Copyright in Software

While information in a database cannot be copyrighted, data-integration software, database-management systems, and data analytics software can be copyrighted as “computer programs” under the Act.

A “computer program” is considered a “literary work” for purposes of the Act, and is defined as “a set of instructions or statements, expressed, fixed, embodied or stored in any manner, that is to be used directly or indirectly in a computer in order to bring about a specific result.”[9]

Therefore, infringement would occur where a computer program is copied without authorization from the owner of the copyright.

The Act provides some exceptions for use of computer programs that would otherwise be infringement under the Act. This includes copying for purposes of a backup,[1] as well as copying a program once for the purposes of making it compatible with a computer that is solely for personal use.[2] The term “software” has also been given a broad meaning to include data files.[3]

It is important to note that the same standards of originalism apply when determining whether a computer program is subject to copyright protection. For example, in Delrina Corp. v. Triolet Systems Inc., the Ontario Court of Appeal held that computer programming that is dictated by the operating system or reflects common programming practices is not original expression and will not receive copyright protection.[4] The Federal Court has also held that as a general principle, the owner of the copyright in a computer program does not have copyright in the user’s data, unless there is an agreement stating otherwise.[5]

No Database Right in Canada

There is no database right in Canada – meaning additional protections are not afforded to the original creator of a database.

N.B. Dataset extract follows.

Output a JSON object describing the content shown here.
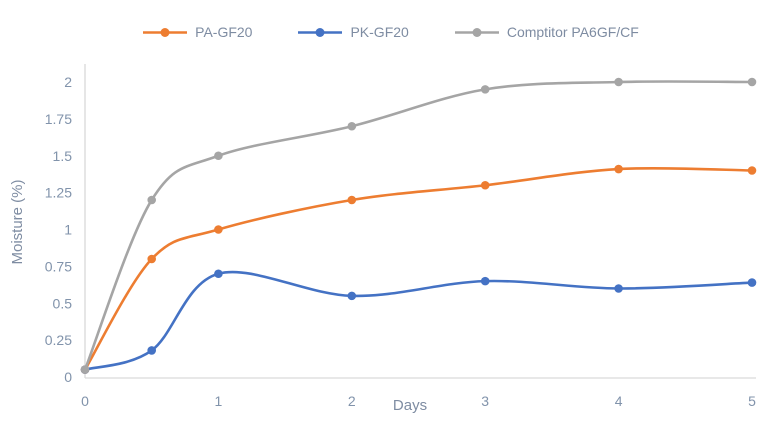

This is a marked difference from European countries that adopted the EU Database Directive.[6] The Directive provides that databases which “by reason of the selection or arrangement of their contents constitute the author’s own intellectual creation” are protected by copyright, and any temporary or permanent reproduction is prohibited.[7]

While some lobbying efforts have occurred to institute a similar policy in Canada,[8] the strongest statutory IP protections for databases continues to flow from the Copyright Act and surrounding case law.

Patentability of Software

Canada’s Patent Act[9] does not specifically mention “software” and is generally considered by the Patent Office to be an “abstract scheme” and consequently not an invention that can be patented.[10] However, if software does more than just calculations, it may be patentable.

Specifically, computer programs integrated with hardware could receive patent protection, as could programs that produce an outcome based on recovered data.[1]